Now that Aisha has blown the whistle Buhari must do something about the management of the clinic. If the present management is unable to give us a hospital where there are syringes and drugs despite the huge yearly budgetary allocations, then it has failed the nation. There are much competent personnel in this country who can manage the place well. The reason it is not well managed is that it is a government-owned facility. The second reason is that we do not go out to get people with an appropriate level of competence we can find anywhere in the country. Why do private hospitals work and Aso Villa clinic doesn’t? It is because we do not place a premium on meritocracy. We look at other primordial considerations which are not in the equation for excellence. Buhari must accept this revelation as a challenge to reform the place for efficiency. If the clinic works as it should Buhari will not have to undertake the medical pilgrimage to London again. Each time he goes there the country spends a lot of money that we could have used for other things. Even more importantly each time he goes there we lose a little bit of our respect, or what is left of it, as a country.

A country that made more than N70 trillion from crude oil alone in 14 years has no business sending its President abroad for medical treatment. It will be a big shame if Buhari leaves office without drastically improving the medical situation of our country. His own medical challenge should serve as an incentive to a much improved medical arrangement in the country.
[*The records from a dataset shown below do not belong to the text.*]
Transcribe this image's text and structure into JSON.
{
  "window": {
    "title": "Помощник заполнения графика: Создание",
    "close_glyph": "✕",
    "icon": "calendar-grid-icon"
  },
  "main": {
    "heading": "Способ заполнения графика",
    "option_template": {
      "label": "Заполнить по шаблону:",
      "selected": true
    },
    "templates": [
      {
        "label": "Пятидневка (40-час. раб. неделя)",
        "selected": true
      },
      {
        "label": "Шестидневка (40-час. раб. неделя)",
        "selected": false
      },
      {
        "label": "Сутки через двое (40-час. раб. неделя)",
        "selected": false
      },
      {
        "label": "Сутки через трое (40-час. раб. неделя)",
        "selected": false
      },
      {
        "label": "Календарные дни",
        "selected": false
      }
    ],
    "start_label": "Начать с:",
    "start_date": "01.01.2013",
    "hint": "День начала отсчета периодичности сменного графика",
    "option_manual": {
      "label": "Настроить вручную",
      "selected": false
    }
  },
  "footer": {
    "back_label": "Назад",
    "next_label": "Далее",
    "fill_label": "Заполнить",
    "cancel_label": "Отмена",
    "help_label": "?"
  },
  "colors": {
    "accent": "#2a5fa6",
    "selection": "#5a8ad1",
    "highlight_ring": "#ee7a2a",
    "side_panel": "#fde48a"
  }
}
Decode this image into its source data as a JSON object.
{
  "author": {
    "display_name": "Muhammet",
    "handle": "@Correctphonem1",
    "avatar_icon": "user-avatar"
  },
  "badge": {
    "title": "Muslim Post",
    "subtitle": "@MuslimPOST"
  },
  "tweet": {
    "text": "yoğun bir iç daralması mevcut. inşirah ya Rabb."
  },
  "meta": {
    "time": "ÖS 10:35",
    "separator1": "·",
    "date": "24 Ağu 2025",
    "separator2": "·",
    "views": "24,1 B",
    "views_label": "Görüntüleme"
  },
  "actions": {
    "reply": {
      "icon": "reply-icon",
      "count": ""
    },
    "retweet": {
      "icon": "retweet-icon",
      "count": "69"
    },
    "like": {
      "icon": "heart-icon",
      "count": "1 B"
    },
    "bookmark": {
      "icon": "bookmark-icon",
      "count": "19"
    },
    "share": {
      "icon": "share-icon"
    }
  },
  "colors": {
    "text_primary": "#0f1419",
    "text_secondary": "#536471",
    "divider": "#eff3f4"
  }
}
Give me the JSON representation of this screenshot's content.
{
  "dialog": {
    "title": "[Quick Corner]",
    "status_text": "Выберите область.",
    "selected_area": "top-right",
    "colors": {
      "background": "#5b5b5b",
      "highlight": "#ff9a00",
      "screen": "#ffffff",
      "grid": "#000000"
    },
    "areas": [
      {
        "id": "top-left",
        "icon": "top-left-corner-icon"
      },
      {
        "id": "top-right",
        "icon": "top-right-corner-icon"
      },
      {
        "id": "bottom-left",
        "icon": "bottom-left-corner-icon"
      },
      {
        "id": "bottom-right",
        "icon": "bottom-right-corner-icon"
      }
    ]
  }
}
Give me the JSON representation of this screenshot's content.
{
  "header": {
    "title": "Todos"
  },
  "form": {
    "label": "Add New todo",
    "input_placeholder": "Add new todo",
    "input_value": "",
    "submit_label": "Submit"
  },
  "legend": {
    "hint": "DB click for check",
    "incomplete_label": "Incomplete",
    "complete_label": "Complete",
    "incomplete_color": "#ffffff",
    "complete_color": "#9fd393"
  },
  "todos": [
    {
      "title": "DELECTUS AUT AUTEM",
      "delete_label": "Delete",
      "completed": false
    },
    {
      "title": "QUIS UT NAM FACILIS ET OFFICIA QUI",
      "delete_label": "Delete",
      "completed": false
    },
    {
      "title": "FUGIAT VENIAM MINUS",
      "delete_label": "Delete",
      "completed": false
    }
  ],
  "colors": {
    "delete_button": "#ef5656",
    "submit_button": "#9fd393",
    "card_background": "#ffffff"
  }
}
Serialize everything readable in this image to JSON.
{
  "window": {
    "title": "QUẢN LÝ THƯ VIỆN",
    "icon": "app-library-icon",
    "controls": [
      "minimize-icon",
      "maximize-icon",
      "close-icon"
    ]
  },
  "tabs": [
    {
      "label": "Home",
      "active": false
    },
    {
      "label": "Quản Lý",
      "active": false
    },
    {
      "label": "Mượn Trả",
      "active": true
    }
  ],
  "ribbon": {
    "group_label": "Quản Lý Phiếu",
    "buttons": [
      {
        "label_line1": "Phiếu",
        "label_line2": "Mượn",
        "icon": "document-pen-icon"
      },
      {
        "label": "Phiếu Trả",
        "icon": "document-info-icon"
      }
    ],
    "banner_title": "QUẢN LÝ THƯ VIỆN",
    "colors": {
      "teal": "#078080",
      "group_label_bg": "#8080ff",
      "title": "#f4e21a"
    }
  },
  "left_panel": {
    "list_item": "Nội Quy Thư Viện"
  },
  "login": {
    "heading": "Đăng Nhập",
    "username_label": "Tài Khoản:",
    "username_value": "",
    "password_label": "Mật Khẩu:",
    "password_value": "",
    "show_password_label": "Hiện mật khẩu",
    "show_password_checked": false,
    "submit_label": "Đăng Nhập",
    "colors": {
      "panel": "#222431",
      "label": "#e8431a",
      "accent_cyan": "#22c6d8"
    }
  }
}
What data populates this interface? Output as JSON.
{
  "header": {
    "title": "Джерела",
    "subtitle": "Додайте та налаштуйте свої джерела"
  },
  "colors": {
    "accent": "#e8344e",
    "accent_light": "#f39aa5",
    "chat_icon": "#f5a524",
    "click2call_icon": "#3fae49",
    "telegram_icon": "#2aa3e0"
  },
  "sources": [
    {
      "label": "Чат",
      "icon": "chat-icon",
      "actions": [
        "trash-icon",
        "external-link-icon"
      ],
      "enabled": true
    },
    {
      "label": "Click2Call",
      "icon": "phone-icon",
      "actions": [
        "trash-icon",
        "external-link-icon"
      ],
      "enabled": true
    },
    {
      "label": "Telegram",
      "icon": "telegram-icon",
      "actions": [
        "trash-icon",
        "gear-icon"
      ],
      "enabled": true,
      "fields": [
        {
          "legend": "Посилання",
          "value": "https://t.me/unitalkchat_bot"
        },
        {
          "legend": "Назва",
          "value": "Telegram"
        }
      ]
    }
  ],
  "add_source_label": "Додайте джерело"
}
If he was waiting to be told, his wife has told him without saying it directly. His wife is doing him a great favour by taking up the gauntlet on his behalf and on behalf of all Nigerians. We can’t afford to have a white elephant as a clinic on which we are spending enormous national resources without appropriate results. I admire Aisha for her purposeful activism. She is carving an image for herself as a First Lady who is ready to speak the truth that heals even if it hurts.